I went back to the Tesla Museum for the guided tour and it was an equal measures impressed and disappointed. I was impressed because they had some of Tesla’s inventions and demonstrated their working, including a massive coil sending 500,000 Volt through the air to light up a bunch of light bulbs. But also disappointed, because the museum is actually really small and there isn’t that much in there. The most precious exhibit of course is an urn with Tesla’s ashes. He died in the US and it’s really interesting that his remains were brought to Belgrade, as Tesla has only been in the city once for three days and his entire life and he wasn’t even born in the modern Serbian territory.

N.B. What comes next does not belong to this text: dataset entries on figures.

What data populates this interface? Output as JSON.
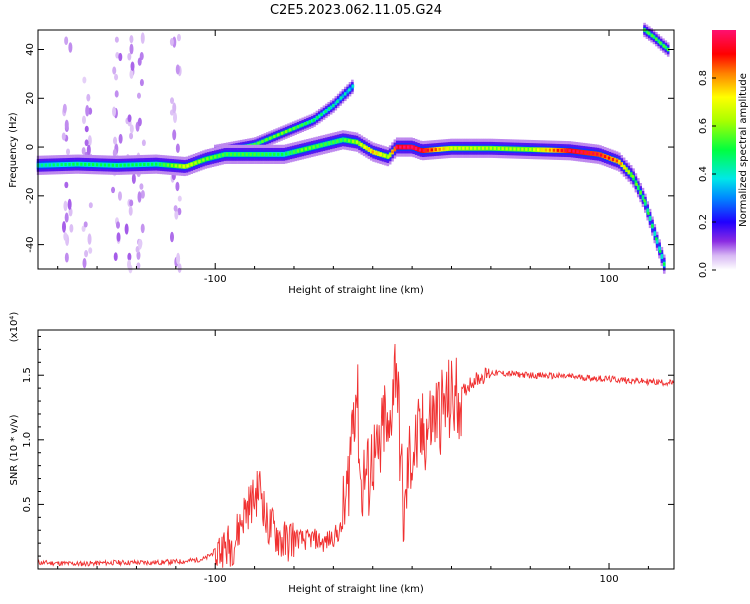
{
  "title": "C2E5.2023.062.11.05.G24",
  "chart_data": [
    {
      "type": "heatmap",
      "name": "spectrogram",
      "xlabel": "Height of straight line (km)",
      "ylabel": "Frequency (Hz)",
      "xlim": [
        -190,
        133
      ],
      "ylim": [
        -50,
        48
      ],
      "xticks": [
        -100,
        100
      ],
      "yticks": [
        -40,
        -20,
        0,
        20,
        40
      ],
      "colorbar": {
        "label": "Normalized spectral amplitude",
        "range": [
          0,
          1
        ],
        "ticks": [
          "0.0",
          "0.2",
          "0.4",
          "0.6",
          "0.8"
        ],
        "tick_values": [
          0.0,
          0.2,
          0.4,
          0.6,
          0.8
        ]
      },
      "ridge": [
        {
          "x": -190,
          "y": -7.5,
          "a": 0.35
        },
        {
          "x": -170,
          "y": -7,
          "a": 0.4
        },
        {
          "x": -150,
          "y": -7.5,
          "a": 0.4
        },
        {
          "x": -130,
          "y": -7,
          "a": 0.4
        },
        {
          "x": -115,
          "y": -8,
          "a": 0.6
        },
        {
          "x": -105,
          "y": -5,
          "a": 0.5
        },
        {
          "x": -95,
          "y": -3,
          "a": 0.45
        },
        {
          "x": -80,
          "y": -3,
          "a": 0.45
        },
        {
          "x": -65,
          "y": -3,
          "a": 0.4
        },
        {
          "x": -55,
          "y": -1,
          "a": 0.5
        },
        {
          "x": -45,
          "y": 1,
          "a": 0.45
        },
        {
          "x": -35,
          "y": 3,
          "a": 0.45
        },
        {
          "x": -28,
          "y": 2,
          "a": 0.55
        },
        {
          "x": -20,
          "y": -2,
          "a": 0.7
        },
        {
          "x": -12,
          "y": -4,
          "a": 0.55
        },
        {
          "x": -8,
          "y": 0,
          "a": 0.9
        },
        {
          "x": 0,
          "y": 0,
          "a": 0.95
        },
        {
          "x": 5,
          "y": -1.5,
          "a": 0.9
        },
        {
          "x": 20,
          "y": -0.5,
          "a": 0.6
        },
        {
          "x": 40,
          "y": -0.5,
          "a": 0.55
        },
        {
          "x": 60,
          "y": -1,
          "a": 0.55
        },
        {
          "x": 80,
          "y": -1.5,
          "a": 0.9
        },
        {
          "x": 95,
          "y": -3,
          "a": 0.85
        },
        {
          "x": 105,
          "y": -6,
          "a": 0.75
        },
        {
          "x": 112,
          "y": -12,
          "a": 0.5
        },
        {
          "x": 118,
          "y": -22,
          "a": 0.45
        },
        {
          "x": 123,
          "y": -35,
          "a": 0.4
        },
        {
          "x": 128,
          "y": -48,
          "a": 0.4
        }
      ],
      "upper_branch": [
        {
          "x": -100,
          "y": -2,
          "a": 0.4
        },
        {
          "x": -80,
          "y": 1,
          "a": 0.45
        },
        {
          "x": -65,
          "y": 6,
          "a": 0.5
        },
        {
          "x": -50,
          "y": 11,
          "a": 0.4
        },
        {
          "x": -40,
          "y": 17,
          "a": 0.35
        },
        {
          "x": -30,
          "y": 25,
          "a": 0.3
        }
      ],
      "wrap_branch": [
        {
          "x": 118,
          "y": 48,
          "a": 0.45
        },
        {
          "x": 123,
          "y": 45,
          "a": 0.45
        },
        {
          "x": 127,
          "y": 42,
          "a": 0.45
        },
        {
          "x": 130,
          "y": 40,
          "a": 0.45
        }
      ]
    },
    {
      "type": "line",
      "name": "snr",
      "xlabel": "Height of straight line (km)",
      "ylabel": "SNR (10 * v/v)",
      "y_multiplier": "(x10⁴)",
      "xlim": [
        -190,
        133
      ],
      "ylim": [
        0,
        1.85
      ],
      "xticks": [
        -100,
        100
      ],
      "yticks": [
        0.5,
        1.0,
        1.5
      ],
      "ytick_labels": [
        "0.5",
        "1.0",
        "1.5"
      ],
      "color": "#f03030",
      "x": [
        -190,
        -170,
        -150,
        -130,
        -115,
        -105,
        -100,
        -95,
        -90,
        -85,
        -80,
        -77,
        -74,
        -70,
        -65,
        -60,
        -55,
        -50,
        -45,
        -40,
        -36,
        -33,
        -30,
        -28,
        -26,
        -24,
        -22,
        -20,
        -18,
        -16,
        -14,
        -12,
        -10,
        -8,
        -6,
        -4,
        -2,
        0,
        4,
        8,
        12,
        16,
        20,
        25,
        30,
        40,
        60,
        80,
        100,
        120,
        133
      ],
      "y": [
        0.05,
        0.04,
        0.05,
        0.05,
        0.06,
        0.08,
        0.14,
        0.16,
        0.22,
        0.45,
        0.55,
        0.65,
        0.35,
        0.3,
        0.2,
        0.25,
        0.22,
        0.24,
        0.2,
        0.25,
        0.3,
        0.55,
        1.25,
        1.4,
        0.6,
        0.75,
        0.7,
        0.9,
        0.8,
        0.9,
        1.2,
        0.9,
        1.4,
        1.65,
        0.9,
        0.3,
        0.8,
        0.9,
        1.0,
        1.1,
        1.2,
        1.25,
        1.3,
        1.35,
        1.45,
        1.52,
        1.5,
        1.49,
        1.47,
        1.45,
        1.44
      ]
    }
  ]
}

I went on to walk around town visiting San Mark’s church, the fortress, the state museum, and a bunch of other places. I’ve seen a couple more weddings and found that a brass orchestra is just a regular occurrence at those. There is a crazy amount of architectural mismatch of really ugly modern and hodgepodge neostyle buildings. The Republic Square in particular is a wonder of architectural mess with classicist State Museum and Opera, functionalist grey blocks, shitty Soviet office buildings and a very modern Marriott Hotel. It is remarkably ugly.

I find Belgrade to be a place that is probably worth living in more than it is worth visiting. There aren’t that many great monuments in here, but the city does seem to be teaming with life and it’s certainly has a very interesting alternative look and a party scene. It is also pretty international and I’ve heard quite a few languages spoken on the streets. It kind of makes me feel like home in Berlin a bit.

But it’s time to leave the cities behind. I’m not off to the deep countryside on a hunt for monasteries.